Open MayankChaturvedi opened 1 month ago
I would love to contribute to this issue @MayankChaturvedi
I love the idea!
So to make it even more clear:
If that is the workflow, I think we should go forward. Also, it would be great to not make this very complicated. We would like to see a very simple notebook that does what it needs to while not making it too complicated.
PS: I have added this issue to the main issue #43
hello @MayankChaturvedi as proposed by @ariG23498 in this issue #55 I would love to contribute to this work as well. Let me know if you want to divide/collab in any subtask for this.
Hey @ariG23498 I was redirected to #47 , thank you for that!

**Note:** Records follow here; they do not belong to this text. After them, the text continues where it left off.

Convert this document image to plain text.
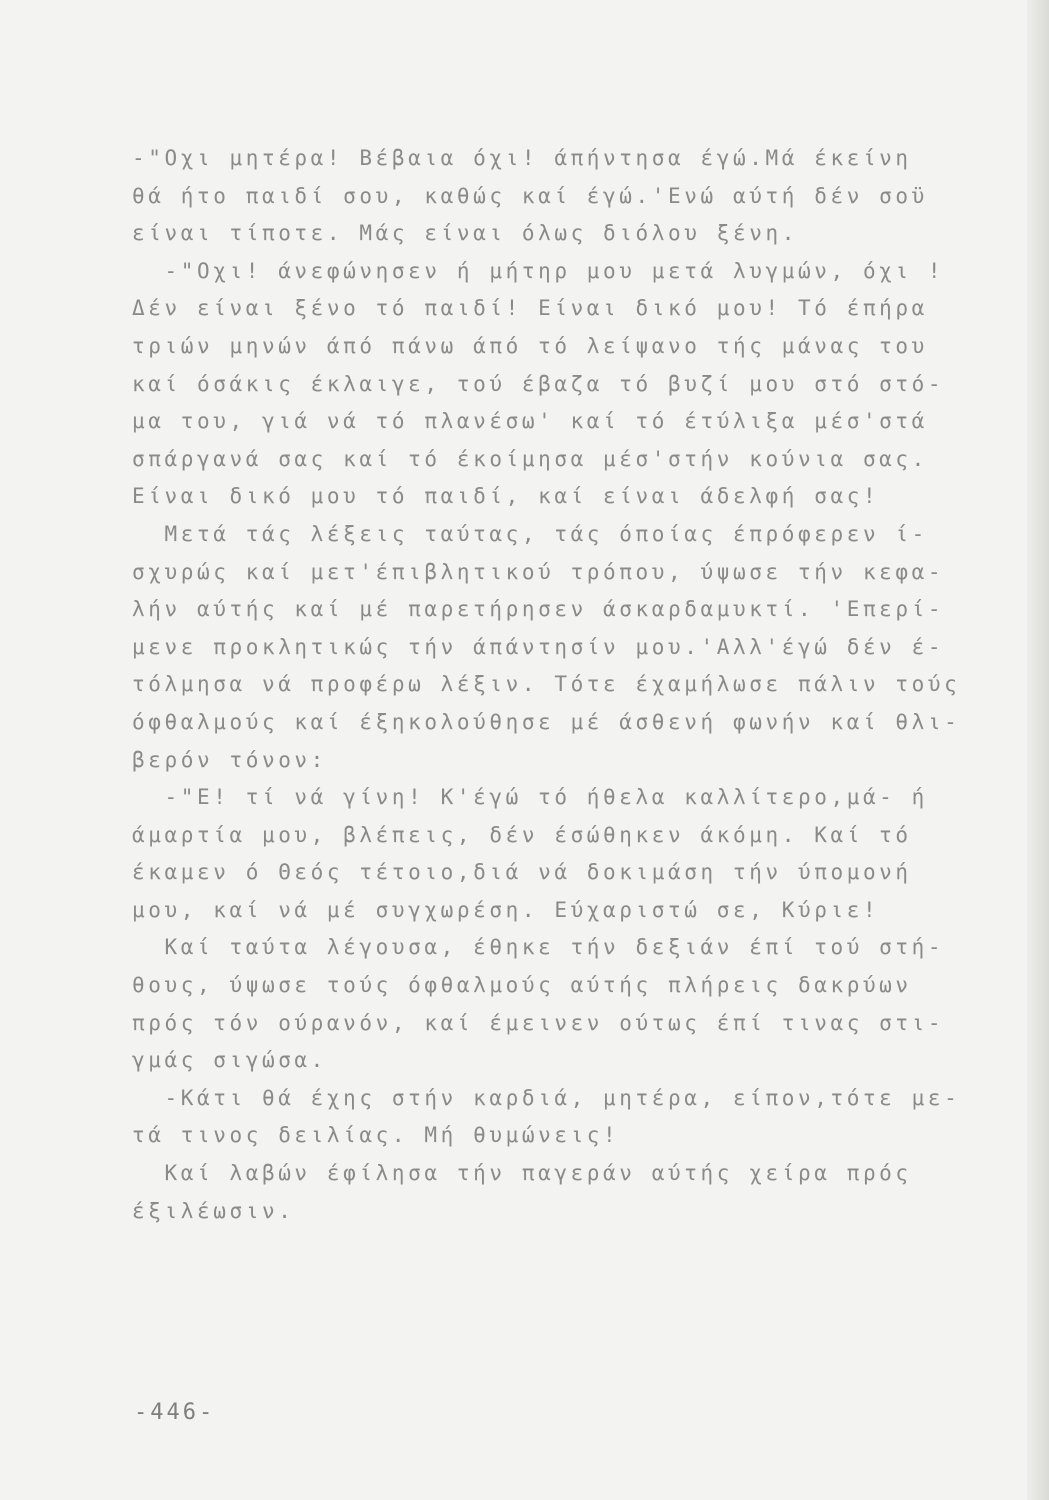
-"Οχι μητέρα! Βέβαια όχι! άπήντησα έγώ.Μά έκείνη
θά ήτο παιδί σου, καθώς καί έγώ.'Ενώ αύτή δέν σοϋ
είναι τίποτε. Μάς είναι όλως διόλου ξένη.
-"Οχι! άνεφώνησεν ή μήτηρ μου μετά λυγμών, όχι !
Δέν είναι ξένο τό παιδί! Είναι δικό μου! Τό έπήρα
τριών μηνών άπό πάνω άπό τό λείψανο τής μάνας του
καί όσάκις έκλαιγε, τού έβαζα τό βυζί μου στό στό-
μα του, γιά νά τό πλανέσω' καί τό έτύλιξα μέσ'στά
σπάργανά σας καί τό έκοίμησα μέσ'στήν κούνια σας.
Είναι δικό μου τό παιδί, καί είναι άδελφή σας!
Μετά τάς λέξεις ταύτας, τάς όποίας έπρόφερεν ί-
σχυρώς καί μετ'έπιβλητικού τρόπου, ύψωσε τήν κεφα-
λήν αύτής καί μέ παρετήρησεν άσκαρδαμυκτί. 'Επερί-
μενε προκλητικώς τήν άπάντησίν μου.'Αλλ'έγώ δέν έ-
τόλμησα νά προφέρω λέξιν. Τότε έχαμήλωσε πάλιν τούς
όφθαλμούς καί έξηκολούθησε μέ άσθενή φωνήν καί θλι-
βερόν τόνον:
-"Ε! τί νά γίνη! Κ'έγώ τό ήθελα καλλίτερο,μά- ή
άμαρτία μου, βλέπεις, δέν έσώθηκεν άκόμη. Καί τό
έκαμεν ό Θεός τέτοιο,διά νά δοκιμάση τήν ύπομονή
μου, καί νά μέ συγχωρέση. Εύχαριστώ σε, Κύριε!
Καί ταύτα λέγουσα, έθηκε τήν δεξιάν έπί τού στή-
θους, ύψωσε τούς όφθαλμούς αύτής πλήρεις δακρύων
πρός τόν ούρανόν, καί έμεινεν ούτως έπί τινας στι-
γμάς σιγώσα.
-Κάτι θά έχης στήν καρδιά, μητέρα, είπον,τότε με-
τά τινος δειλίας. Μή θυμώνεις!
Καί λαβών έφίλησα τήν παγεράν αύτής χείρα πρός
έξιλέωσιν.
-446-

I would also love to join this team @MayankChaturvedi . Please let me know if there is space for collaboration here too!
Hi folks, thanks for your interest in the issue. We need a simple notebook. I will create a branch so that three of us can collaborate on it. Meanwhile I'll also come up with a distribution of tasks. Let's collaborate on a discord group? - https://discord.gg/rhbqXsyX @ariG23498 does this setup sound good?
@MayankChaturvedi the collaboration sounds great!
Let me know if you folks need help -- the best way of reaching me is this issue. It would be open for others to view and learn 🤗
Hi @MayankChaturvedi I would love to collaborate on this issue. Let me know if I can contribute to this issue.
A notebook that demonstrates how to use a multimodal RAG that combines two types of inputs, such as text and images, to retrieve relevant information from a dataset and generate new outputs based on the retrieved data.
Example Input: Takes a text query along with an image (e.g., "Which fruit is this?") Retrieval: Uses the image and the text to retrieve relevant documents or facts from a knowledge base or external dataset (e.g., Wikipedia articles on animals). Generation: The system generates a coherent response based on the retrieved information (e.g., "This is a blueberry!").